Seize ans, franchement irrésistible - Sue Limb

Seize_ansIl s'agit donc du 3ème livre des aventures délirantes de Jess Jordan, adolescente de seize ans, qui partage son quotidien avec sa mère bibliothécaire et sa grand-mère qui se passionne pour les feuilletons télévisés. Ses relations avec son père parti vivre à St-Ives sont au beau fixe, après des vacances mouvementées mais merveilleuses ! La rentrée scolaire s'annonce sous un beau ciel bleu avec soleil brillant.

Jess est excitée d'annoncer à ses camarades la liste des bonnes nouvelles qui la concernent : son petit ami Fred semble lui plus circonspect et manque de clarté en annonçant sans complaisance qu'il aimerait mieux taire le fait qu'ils soient tout deux très amoureux. A son tour, Jess se fâche et prend la décision hâtive de ne plus le voir. Déprimée par cette dispute, Jess rentre donc au lycée en faisant la connaissance de Miss Epine, la remplaçante de leur professeur d'anglais, et s'attire immédiatement l'antipathie de celle-ci.

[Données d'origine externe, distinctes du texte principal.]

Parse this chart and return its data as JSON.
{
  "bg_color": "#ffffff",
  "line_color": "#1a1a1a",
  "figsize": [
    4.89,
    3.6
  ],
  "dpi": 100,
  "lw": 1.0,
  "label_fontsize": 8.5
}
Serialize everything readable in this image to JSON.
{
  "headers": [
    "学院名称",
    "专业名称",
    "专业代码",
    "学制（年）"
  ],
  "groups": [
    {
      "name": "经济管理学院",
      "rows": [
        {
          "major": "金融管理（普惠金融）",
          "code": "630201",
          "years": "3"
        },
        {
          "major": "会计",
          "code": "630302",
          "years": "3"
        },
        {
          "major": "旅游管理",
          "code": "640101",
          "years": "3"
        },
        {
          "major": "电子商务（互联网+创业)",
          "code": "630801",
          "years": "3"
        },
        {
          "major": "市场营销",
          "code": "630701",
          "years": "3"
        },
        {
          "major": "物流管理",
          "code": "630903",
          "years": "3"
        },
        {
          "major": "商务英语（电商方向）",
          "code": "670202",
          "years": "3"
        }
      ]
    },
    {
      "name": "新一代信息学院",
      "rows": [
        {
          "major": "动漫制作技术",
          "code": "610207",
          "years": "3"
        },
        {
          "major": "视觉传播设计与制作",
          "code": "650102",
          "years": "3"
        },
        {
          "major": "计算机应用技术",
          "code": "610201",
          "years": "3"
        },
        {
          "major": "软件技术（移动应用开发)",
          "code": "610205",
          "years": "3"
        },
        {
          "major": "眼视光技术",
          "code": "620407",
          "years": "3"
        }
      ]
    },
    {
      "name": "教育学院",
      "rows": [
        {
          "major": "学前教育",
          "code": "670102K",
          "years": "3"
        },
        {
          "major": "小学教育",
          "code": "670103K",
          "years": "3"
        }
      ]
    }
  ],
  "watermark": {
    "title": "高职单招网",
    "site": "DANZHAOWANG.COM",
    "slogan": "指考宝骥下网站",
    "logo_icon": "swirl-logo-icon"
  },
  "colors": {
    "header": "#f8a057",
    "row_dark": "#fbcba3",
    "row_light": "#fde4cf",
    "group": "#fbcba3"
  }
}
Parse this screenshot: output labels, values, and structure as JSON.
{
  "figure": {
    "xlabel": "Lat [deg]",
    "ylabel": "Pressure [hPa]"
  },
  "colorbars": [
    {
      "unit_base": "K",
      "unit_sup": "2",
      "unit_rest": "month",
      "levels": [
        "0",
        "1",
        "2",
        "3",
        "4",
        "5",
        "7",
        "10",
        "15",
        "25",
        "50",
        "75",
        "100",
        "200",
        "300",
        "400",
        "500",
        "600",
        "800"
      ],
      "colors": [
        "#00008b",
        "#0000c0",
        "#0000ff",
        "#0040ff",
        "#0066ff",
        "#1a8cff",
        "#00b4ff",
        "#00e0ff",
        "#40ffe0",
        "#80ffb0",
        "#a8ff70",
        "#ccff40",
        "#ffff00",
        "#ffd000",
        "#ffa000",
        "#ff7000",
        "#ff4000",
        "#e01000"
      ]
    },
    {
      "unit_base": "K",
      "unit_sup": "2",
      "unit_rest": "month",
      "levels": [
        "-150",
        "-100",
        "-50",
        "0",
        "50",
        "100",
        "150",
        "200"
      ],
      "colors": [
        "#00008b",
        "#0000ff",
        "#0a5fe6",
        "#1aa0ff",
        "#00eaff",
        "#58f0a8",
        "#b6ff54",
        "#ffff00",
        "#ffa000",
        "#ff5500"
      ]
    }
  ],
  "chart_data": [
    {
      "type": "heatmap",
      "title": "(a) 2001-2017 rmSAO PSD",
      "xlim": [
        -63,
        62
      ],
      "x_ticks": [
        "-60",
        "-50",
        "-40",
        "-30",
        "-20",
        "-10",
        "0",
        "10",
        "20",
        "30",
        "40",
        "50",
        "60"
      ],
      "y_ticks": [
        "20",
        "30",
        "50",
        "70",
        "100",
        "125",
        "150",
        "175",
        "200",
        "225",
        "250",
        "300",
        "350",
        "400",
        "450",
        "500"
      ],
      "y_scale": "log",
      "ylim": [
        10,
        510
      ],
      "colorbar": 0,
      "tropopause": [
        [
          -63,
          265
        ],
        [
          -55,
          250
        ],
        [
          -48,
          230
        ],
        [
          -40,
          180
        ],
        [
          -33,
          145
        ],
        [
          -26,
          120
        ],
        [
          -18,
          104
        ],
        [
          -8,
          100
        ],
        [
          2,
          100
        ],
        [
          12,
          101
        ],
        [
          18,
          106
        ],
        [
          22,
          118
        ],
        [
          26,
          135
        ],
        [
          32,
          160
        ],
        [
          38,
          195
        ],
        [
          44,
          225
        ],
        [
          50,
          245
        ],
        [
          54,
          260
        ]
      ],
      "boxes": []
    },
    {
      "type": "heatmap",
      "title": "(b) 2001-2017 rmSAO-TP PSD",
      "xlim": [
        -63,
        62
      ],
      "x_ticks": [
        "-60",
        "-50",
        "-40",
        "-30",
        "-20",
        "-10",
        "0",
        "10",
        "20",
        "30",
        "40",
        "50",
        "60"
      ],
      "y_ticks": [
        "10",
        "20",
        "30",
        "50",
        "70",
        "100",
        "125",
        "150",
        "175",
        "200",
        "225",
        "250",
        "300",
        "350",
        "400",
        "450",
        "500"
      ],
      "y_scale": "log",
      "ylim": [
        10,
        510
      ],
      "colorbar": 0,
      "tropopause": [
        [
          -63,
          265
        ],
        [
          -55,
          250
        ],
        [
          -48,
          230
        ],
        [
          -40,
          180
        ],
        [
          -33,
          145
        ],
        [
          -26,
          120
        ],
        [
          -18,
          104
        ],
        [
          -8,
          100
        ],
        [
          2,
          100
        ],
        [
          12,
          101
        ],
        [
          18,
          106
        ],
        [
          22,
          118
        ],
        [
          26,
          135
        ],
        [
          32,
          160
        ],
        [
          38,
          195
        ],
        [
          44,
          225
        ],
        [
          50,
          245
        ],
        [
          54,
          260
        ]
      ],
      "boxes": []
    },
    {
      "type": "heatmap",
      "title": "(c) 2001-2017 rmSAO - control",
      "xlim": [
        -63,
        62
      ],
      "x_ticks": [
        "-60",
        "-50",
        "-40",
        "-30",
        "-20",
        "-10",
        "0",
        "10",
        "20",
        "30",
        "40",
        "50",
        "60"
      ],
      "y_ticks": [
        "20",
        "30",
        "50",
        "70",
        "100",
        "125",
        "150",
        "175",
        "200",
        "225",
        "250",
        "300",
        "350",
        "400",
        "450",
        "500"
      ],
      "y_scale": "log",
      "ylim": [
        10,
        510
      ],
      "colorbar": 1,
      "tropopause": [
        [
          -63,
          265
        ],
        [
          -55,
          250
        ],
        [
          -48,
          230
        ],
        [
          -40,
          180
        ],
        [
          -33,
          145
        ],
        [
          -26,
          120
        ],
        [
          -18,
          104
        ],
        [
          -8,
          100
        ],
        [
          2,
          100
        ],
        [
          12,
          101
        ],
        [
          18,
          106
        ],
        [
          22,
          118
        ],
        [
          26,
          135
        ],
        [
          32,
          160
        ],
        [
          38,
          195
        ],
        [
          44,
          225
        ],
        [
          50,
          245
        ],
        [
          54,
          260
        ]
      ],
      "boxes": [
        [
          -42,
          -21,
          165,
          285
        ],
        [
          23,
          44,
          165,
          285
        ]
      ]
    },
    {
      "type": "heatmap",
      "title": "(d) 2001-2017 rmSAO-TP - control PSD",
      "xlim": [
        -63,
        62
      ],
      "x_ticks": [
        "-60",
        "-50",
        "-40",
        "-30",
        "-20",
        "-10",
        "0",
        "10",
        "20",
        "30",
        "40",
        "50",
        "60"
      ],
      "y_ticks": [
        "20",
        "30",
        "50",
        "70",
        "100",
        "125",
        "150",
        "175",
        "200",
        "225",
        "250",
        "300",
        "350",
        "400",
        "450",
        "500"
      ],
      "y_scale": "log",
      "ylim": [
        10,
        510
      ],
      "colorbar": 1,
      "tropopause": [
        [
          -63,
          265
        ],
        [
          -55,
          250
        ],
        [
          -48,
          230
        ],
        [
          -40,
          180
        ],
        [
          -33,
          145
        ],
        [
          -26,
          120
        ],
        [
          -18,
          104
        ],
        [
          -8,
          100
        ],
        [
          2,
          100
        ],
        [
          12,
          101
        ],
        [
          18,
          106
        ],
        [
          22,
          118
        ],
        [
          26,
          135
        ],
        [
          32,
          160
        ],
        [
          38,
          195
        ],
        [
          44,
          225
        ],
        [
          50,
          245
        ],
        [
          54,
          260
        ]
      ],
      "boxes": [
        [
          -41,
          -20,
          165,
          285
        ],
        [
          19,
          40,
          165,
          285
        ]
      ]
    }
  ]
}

Dans ce troisième livre, Jess Jordan accumule donc les maladresses, collectionne les mensonges, ne parvient pas à se sortir de ses mauvais pas et apprend que sa mère a un nouveau petit ami ! C'est finalement un peu la même rengaine, sauf que j'ai hélas trouvé que ce tome manquait un tantinet de fraîcheur et de spontanéité. Il y a beaucoup de déjà-vu, un peu trop de situations abracadabrantes mais on retire tout de même de cette lecture un sentiment pétillant et jovial. Les dialogues de ces ados sont plutôt vifs et affûtés, ils ne frisent jamais la caricature mais correspondent bien à la tendance actuelle. Très positif, donc !

Gallimard jeunesse - 240 pages.  Traduit de l'anglais par Laetitia Devaux.

A lire : Le tome 2 "Seize ans ou presque, torture absolue"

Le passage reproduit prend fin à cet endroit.